'Alternative transportation'
Walking, bicycling carries personal, community advantages

Brent Jennings
Highway Safety Manager

Bicycling and walking are often called ‘alternative transportation’ modes. In fact, they are our primary ways of moving from place to place.

All of us learned to walk and many of us learned to ride a bicycle long before we slid into the driver’s seat of a car. Sadly, for more than 60 years, we’ve focused our collective attention – and most of our transportation funding – on the automobile, relegating the less expensive and healthier modes of walking and bicycling to ‘alternative’ status, only as important as the latest fad in fashion or lifestyle.

Yet, walking and bicycling provides personal and community benefits:

To individuals

Health
According to the President’s Council on Physical Fitness and Sports, approximately 70 percent of US adults are sedentary. This includes 28% who engage in no leisure-time physical activities and 42 percent who undertake less than 30 minutes of physical activity (such as walking) each day. Recreational bike riding is a safe, low-impact, aerobic activity for Americans of all ages. A 150-pound cyclist burns 410 calories while pedaling 12 miles in an hour; a 200-pound cyclist burns 546 calories while going 12 miles per hour.

Environmental
Motor vehicle emissions represent 31 percent of total carbon dioxide, 81 percent of carbon monoxide, and 49 percent of nitrogen oxides released in the U.S. (The Green Commuter, a publication of the Clean Air Council).

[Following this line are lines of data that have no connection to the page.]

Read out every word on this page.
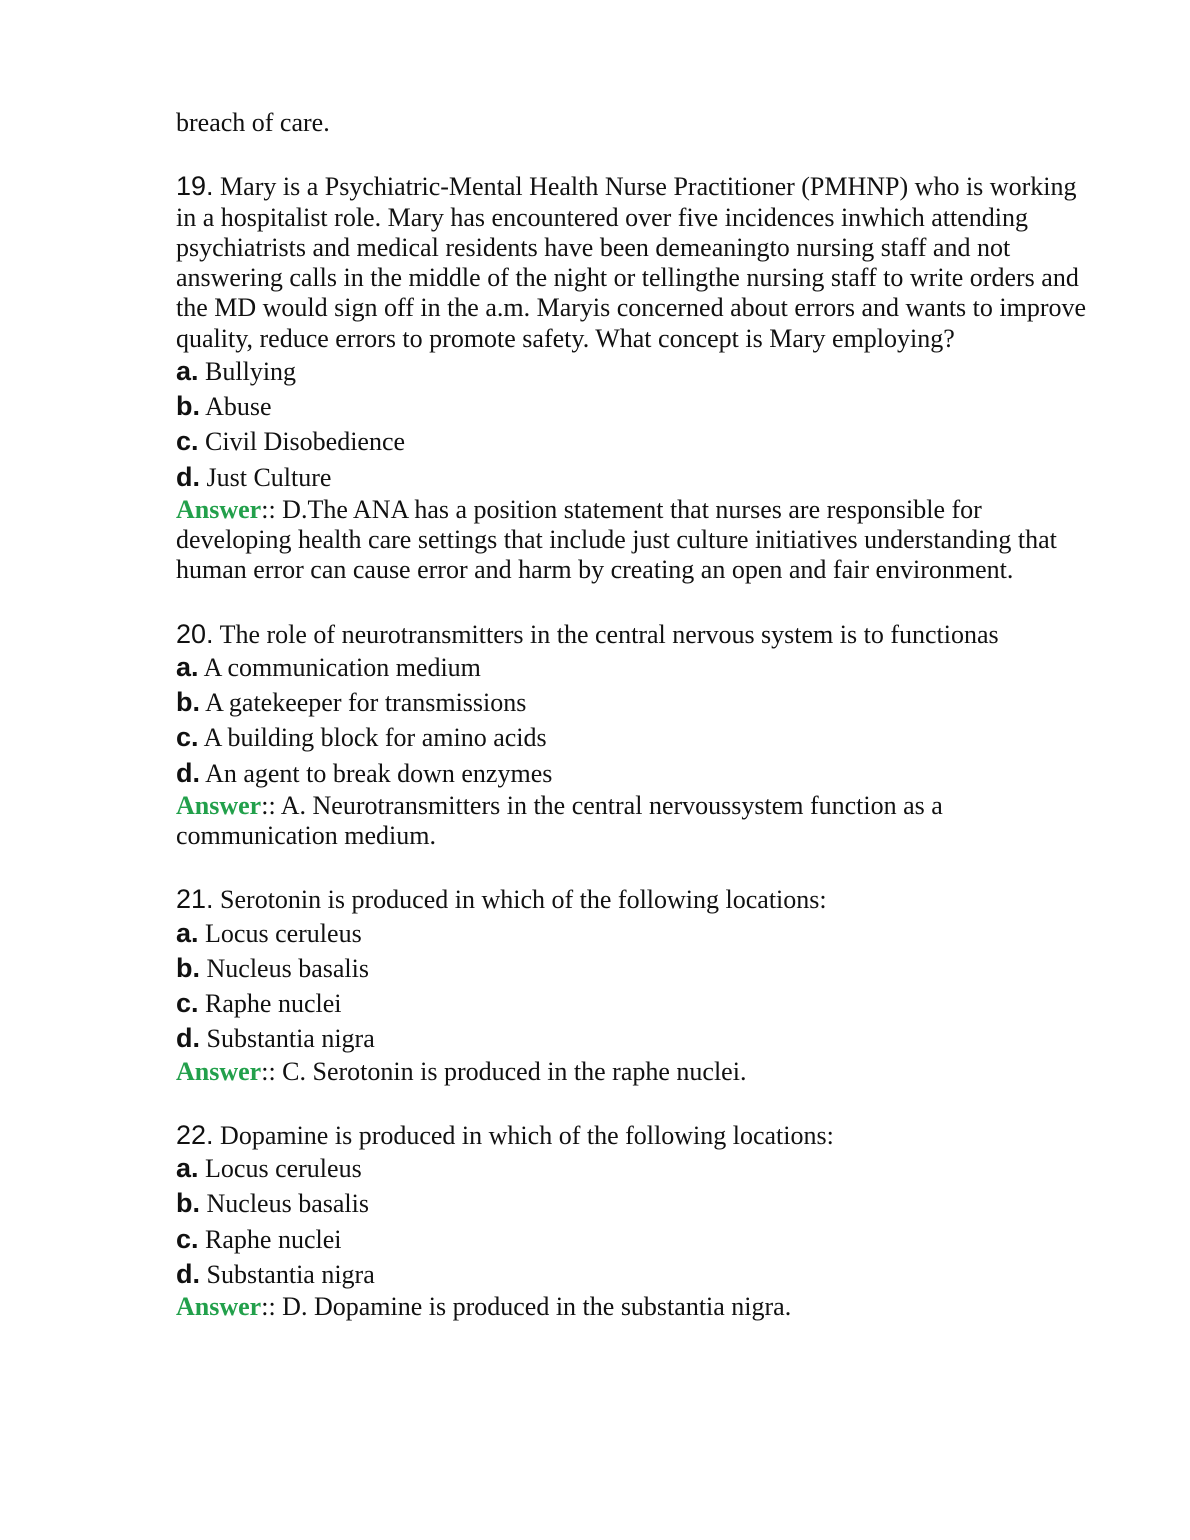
breach of care.

19. Mary is a Psychiatric-Mental Health Nurse Practitioner (PMHNP) who is working in a hospitalist role. Mary has encountered over five incidences inwhich attending psychiatrists and medical residents have been demeaningto nursing staff and not answering calls in the middle of the night or tellingthe nursing staff to write orders and the MD would sign off in the a.m. Maryis concerned about errors and wants to improve quality, reduce errors to promote safety. What concept is Mary employing?

a. Bullying

b. Abuse

c. Civil Disobedience

d. Just Culture

Answer:: D.The ANA has a position statement that nurses are responsible for developing health care settings that include just culture initiatives understanding that human error can cause error and harm by creating an open and fair environment.

20. The role of neurotransmitters in the central nervous system is to functionas

a. A communication medium

b. A gatekeeper for transmissions

c. A building block for amino acids

d. An agent to break down enzymes

Answer:: A. Neurotransmitters in the central nervoussystem function as a communication medium.

21. Serotonin is produced in which of the following locations:

a. Locus ceruleus

b. Nucleus basalis

c. Raphe nuclei

d. Substantia nigra

Answer:: C. Serotonin is produced in the raphe nuclei.

22. Dopamine is produced in which of the following locations:

a. Locus ceruleus

b. Nucleus basalis

c. Raphe nuclei

d. Substantia nigra

Answer:: D. Dopamine is produced in the substantia nigra.
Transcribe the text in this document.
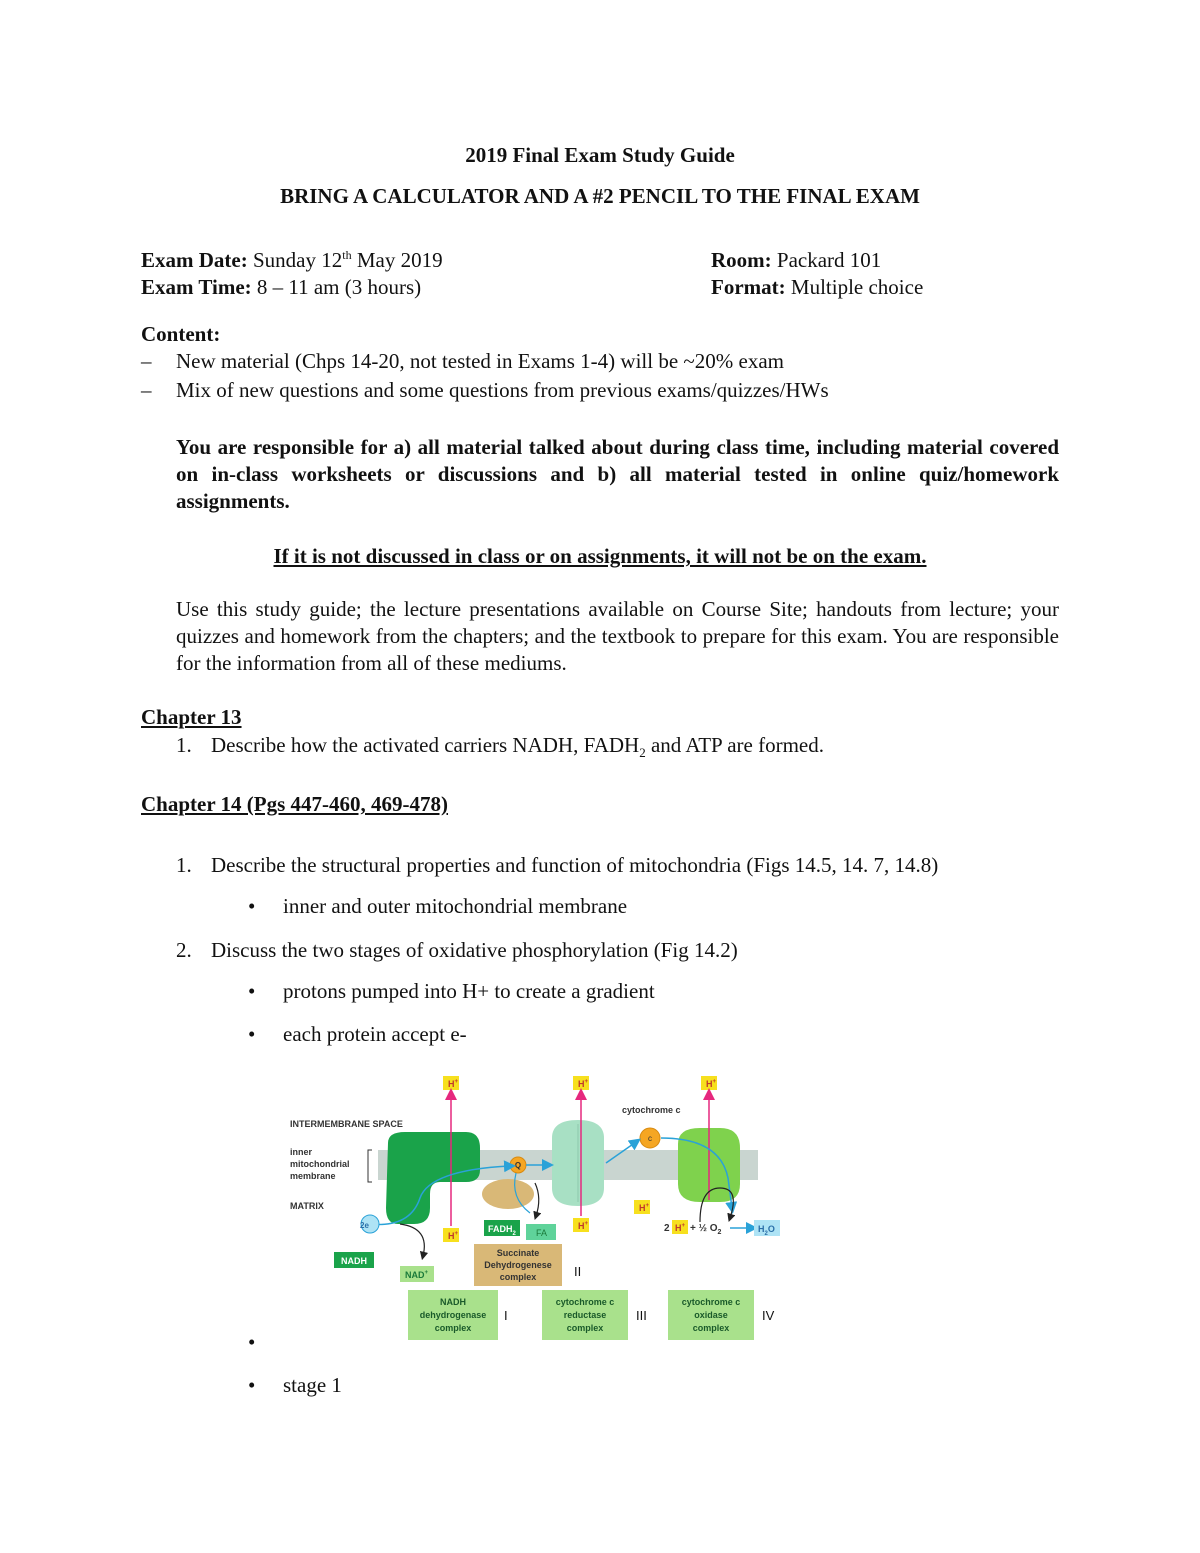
2019 Final Exam Study Guide
BRING A CALCULATOR AND A #2 PENCIL TO THE FINAL EXAM
Exam Date: Sunday 12th May 2019
Exam Time: 8 – 11 am (3 hours)
Room: Packard 101
Format: Multiple choice
Content:
– New material (Chps 14-20, not tested in Exams 1-4) will be ~20% exam
– Mix of new questions and some questions from previous exams/quizzes/HWs
You are responsible for a) all material talked about during class time, including material covered on in-class worksheets or discussions and b) all material tested in online quiz/homework assignments.
If it is not discussed in class or on assignments, it will not be on the exam.
Use this study guide; the lecture presentations available on Course Site; handouts from lecture; your quizzes and homework from the chapters; and the textbook to prepare for this exam. You are responsible for the information from all of these mediums.
Chapter 13
1. Describe how the activated carriers NADH, $FADH_2$ and ATP are formed.
Chapter 14 (Pgs 447-460, 469-478)
1. Describe the structural properties and function of mitochondria (Figs 14.5, 14. 7, 14.8)
• inner and outer mitochondrial membrane
2. Discuss the two stages of oxidative phosphorylation (Fig 14.2)
• protons pumped into H+ to create a gradient
• each protein accept e-
INTERMEMBRANE SPACE
inner
mitochondrial
membrane
MATRIX
Q
cytochrome c
c
H+	H+	H+
H+
H+
H+
2e
NADH
NAD+
$FADH_2$ FA	2 H+ + ½ $O_2$	$H_2O$
Succinate
Dehydrogenese
complex	II
NADH
dehydrogenase
complex
I
cytochrome c
reductase
complex
III
cytochrome c
oxidase
complex
IV
•
• stage 1
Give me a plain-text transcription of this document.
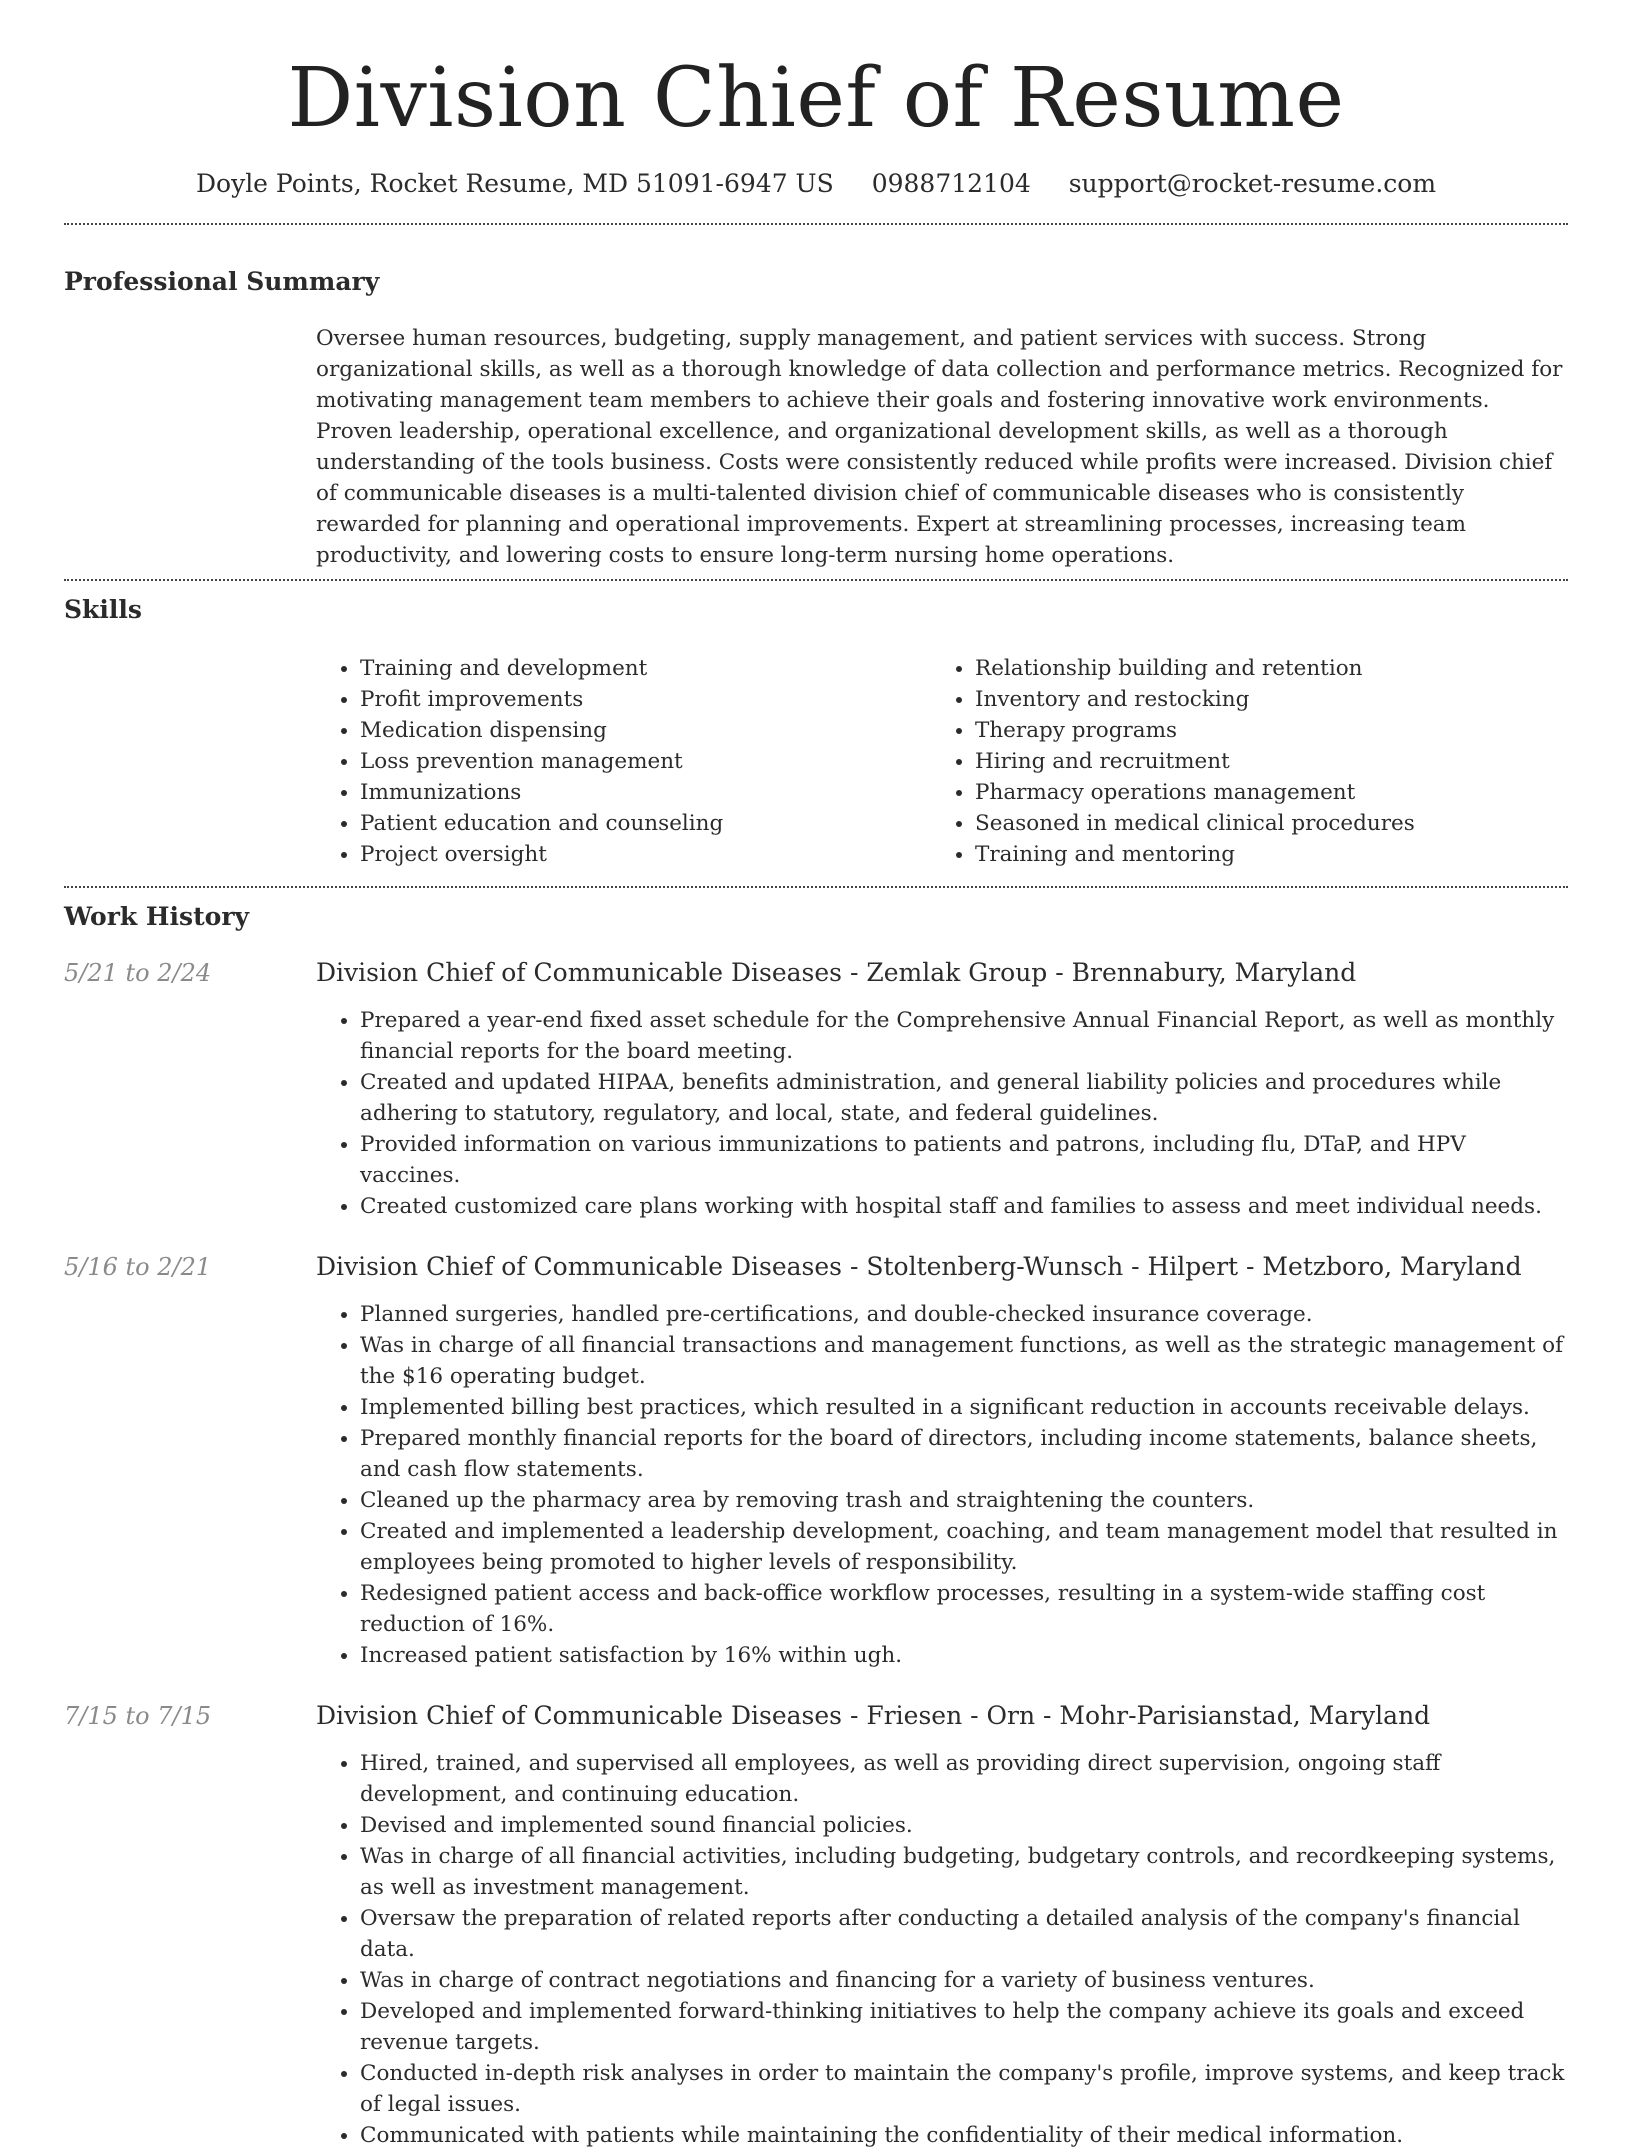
Division Chief of Resume
Doyle Points, Rocket Resume, MD 51091-6947 US 0988712104 support@rocket-resume.com
Professional Summary

Oversee human resources, budgeting, supply management, and patient services with success. Strong organizational skills, as well as a thorough knowledge of data collection and performance metrics. Recognized for motivating management team members to achieve their goals and fostering innovative work environments. Proven leadership, operational excellence, and organizational development skills, as well as a thorough understanding of the tools business. Costs were consistently reduced while profits were increased. Division chief of communicable diseases is a multi-talented division chief of communicable diseases who is consistently rewarded for planning and operational improvements. Expert at streamlining processes, increasing team productivity, and lowering costs to ensure long-term nursing home operations.

Skills
• Training and development
• Profit improvements
• Medication dispensing
• Loss prevention management
• Immunizations
• Patient education and counseling
• Project oversight
• Relationship building and retention
• Inventory and restocking
• Therapy programs
• Hiring and recruitment
• Pharmacy operations management
• Seasoned in medical clinical procedures
• Training and mentoring
Work History
5/21 to 2/24	Division Chief of Communicable Diseases - Zemlak Group - Brennabury, Maryland
• Prepared a year-end fixed asset schedule for the Comprehensive Annual Financial Report, as well as monthly financial reports for the board meeting.
• Created and updated HIPAA, benefits administration, and general liability policies and procedures while adhering to statutory, regulatory, and local, state, and federal guidelines.
• Provided information on various immunizations to patients and patrons, including flu, DTaP, and HPV vaccines.
• Created customized care plans working with hospital staff and families to assess and meet individual needs.
5/16 to 2/21	Division Chief of Communicable Diseases - Stoltenberg-Wunsch - Hilpert - Metzboro, Maryland
• Planned surgeries, handled pre-certifications, and double-checked insurance coverage.
• Was in charge of all financial transactions and management functions, as well as the strategic management of the $16 operating budget.
• Implemented billing best practices, which resulted in a significant reduction in accounts receivable delays.
• Prepared monthly financial reports for the board of directors, including income statements, balance sheets, and cash flow statements.
• Cleaned up the pharmacy area by removing trash and straightening the counters.
• Created and implemented a leadership development, coaching, and team management model that resulted in employees being promoted to higher levels of responsibility.
• Redesigned patient access and back-office workflow processes, resulting in a system-wide staffing cost reduction of 16%.
• Increased patient satisfaction by 16% within ugh.
7/15 to 7/15	Division Chief of Communicable Diseases - Friesen - Orn - Mohr-Parisianstad, Maryland
• Hired, trained, and supervised all employees, as well as providing direct supervision, ongoing staff development, and continuing education.
• Devised and implemented sound financial policies.
• Was in charge of all financial activities, including budgeting, budgetary controls, and recordkeeping systems, as well as investment management.
• Oversaw the preparation of related reports after conducting a detailed analysis of the company's financial data.
• Was in charge of contract negotiations and financing for a variety of business ventures.
• Developed and implemented forward-thinking initiatives to help the company achieve its goals and exceed revenue targets.
• Conducted in-depth risk analyses in order to maintain the company's profile, improve systems, and keep track of legal issues.
• Communicated with patients while maintaining the confidentiality of their medical information.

Lower transportation costs
The cost of operating a sedan for one year is approximately $7,800 (AAA, Your Driving Costs). Owning a car accounts for more than 18 percent of a typical household’s income. (AAA, US Census surveys)The cost of operating a bicycle for a year is only $120 (League of American Bicyclists).

To our communities

Safer streets
More bicyclists on the streets mean safer streets for all roadway users. As more people ride, bicyclists gain experience; drivers become more aware of bicyclists and community support for bicycle improvements grow

Public health
According to the CDC, 61 percent of adults in the U.S. are overweight or obese; 13 percent of kids aged 6 to 11 and 14 percent of kids 12 to 19 are overweight. Obesity is second behind tobacco in U.S. health risk factors, contributing to 300,000 deaths a year. In 2002, obesity-related medical care spending accounted for 11.6 percent of all private health care spending, compared to just 2 percent in 1987, concludes Health Affairs. Bicycling and walking help Americans improve their physical fitness and lose weight. (Sources: Exercise and Your Heart -- A Guide to Physical Activity. National Heart, Lung, and Blood Institute / American Heart Association,

Improved air quality
Motor vehicle emissions represent 31 percent of total carbon dioxide, 81 percent of carbon monoxide, and 49 percent of nitrogen oxides released in the U.S. (The Green Commuter, a publication of the Clean Air Council). A short, four-mile round trip by bicycle keeps about 15 pounds of pollutants out of the air we breathe.

Bicycling allows more people access to their communities.
Safe Routes to School programs enable children to safely walk and bicycle to school, rather than rely on being driven or being bused. Adults find bicycling less costly than driving a car, especially for short trips in neighborhoods with convenient and safe access to transit and services.